Mantan Wakil Presiden Boediono diperiksa KPK dalam kapasitas mantan menteri keuangan, Kamis (28/12/2017). Ketua KPK Agus Rahardjo mengatakan Boediono diperiksa sebagai saksi kasus dugaan korupsi penerbitan Surat Keterangan Lunas Bantuan Likuiditas Bank Indonesia dengan tersangka Syafruddin Arsyad Temenggung.
"Saksi sewaktu beliau menjadi menkeu saat peristiwa itu terjadi, untuk kasus Pak SAT," kata Agus.
Boediono menjabat menteri keuangan ketika SKL BLBI diterbitkan. Waktu itu, Syafruddin menjabat Kepala Badan Penyehatan Perbankan Nasional.
Nama Boediono tidak masuk daftar periksa hari ini. Juru bicara KPK Febri Diansyah mengatakan kehadiran Boediono merupakan inisiatif sendiri.
"Saksi atas inisiatif sendiri meminta diperiksa hari ini karena dijadwal pemanggilan berhalangan. Untuk efektifitas penyidikan, maka dilakukan pemeriksaan hari ini," kata Febri.
Dalam kasus ini, KPK sudah meminta keterangan mantan Menteri Koordinator Perekonomian Kwik Kian Gie. Waktu itu, Kwik mengatakan semua mantan pejabat di bidang ekonomi mengetahui kebijakan BLBI, termasuk penandatanganan Master of Settlement and Acquisition Agreement selaku mekanisme penyelesaian utang BLBI para obligor.
Salah satu nama yang turut disebut Kwik adalah Boediono.
SKL dikeluarkan BPPN berdasarkan Inpres Nomor 8 Tahun 2002 saat kepemimpinan Presiden Megawati Soekarnoputri yang mendapat masukan dari Boediono, Menko Perekonomian Dorodjatun Kuntjoro Jakti, dan Laksamana Sukardi.
KPK sudah menerima hasil audit investigatif Badan Pemeriksa Keuangan terkait kerugian negara. BPK menemukan kerugian negara dari kebijakan tersebut adalah Rp4,58 triliun dari total kewajiban penyerahan aset oleh obligor BLBI kepada BPPN sebesar Rp4,8 triliun
Menurut hasil audit investigatif BPK, disimpulkan, adanya indikasi penyimpangan dalam pemberian SKL pada BDNI, yaitu: SKL tetap diberikan walaupun belum menyelesaikan kewajiban atas secara keseluruhan. Nilai Rp4,8 triliun terdiri dari: Rp1,1 triliun yang dinilai suistanable dan ditagihkan kepada petani tambak, sedangkan Rp3,7 triliun tidak dilakukan pembahasan dalam proses restukturisasi yang menjadi kewajiban obligor yang belum ditagihkan.

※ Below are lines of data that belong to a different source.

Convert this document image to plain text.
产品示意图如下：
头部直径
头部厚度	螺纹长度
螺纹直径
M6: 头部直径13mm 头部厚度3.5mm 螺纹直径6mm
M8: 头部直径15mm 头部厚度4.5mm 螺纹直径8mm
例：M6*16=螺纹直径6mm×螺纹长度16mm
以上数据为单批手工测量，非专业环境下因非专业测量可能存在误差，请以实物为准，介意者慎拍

Dari nilai Rp1,1triliun itu kemudian dilelang oleh Pusat Pemulihan Aset dan didapatkan Rp220 miliar. Sementara sisanya Rp4,58 triliun menjadi kerugian negara.
Sebelumnya, KPK menduga kerugian negara yang disebabkan oleh kasus BLBI hanya Rp3,7 triliun. Namun, ternyata angka tersebut bertambah 0,88 triliun sehingga menjadi Rp4,58 triliun.
Dalam kasus ini KPK sudah menetapkan dan menahan Syafruddin sebagai tersangka. Dia diduga menyalahgunakan kewenangan terkait penerbitan SKL tersebut.
Akibat perbuatannya, dia disangkakan melanggar Pasal 2 ayat (1) atau Pasal 3 Undang-Undang Nomor 31 Tahun 1999 sebagaimana diubah dalam UU Nomor 20 Tahun 2001 tentang Pemberantasan Tindak Pidana Korupsi Jo Pasal 55 ayat (1) kesatu KUHP.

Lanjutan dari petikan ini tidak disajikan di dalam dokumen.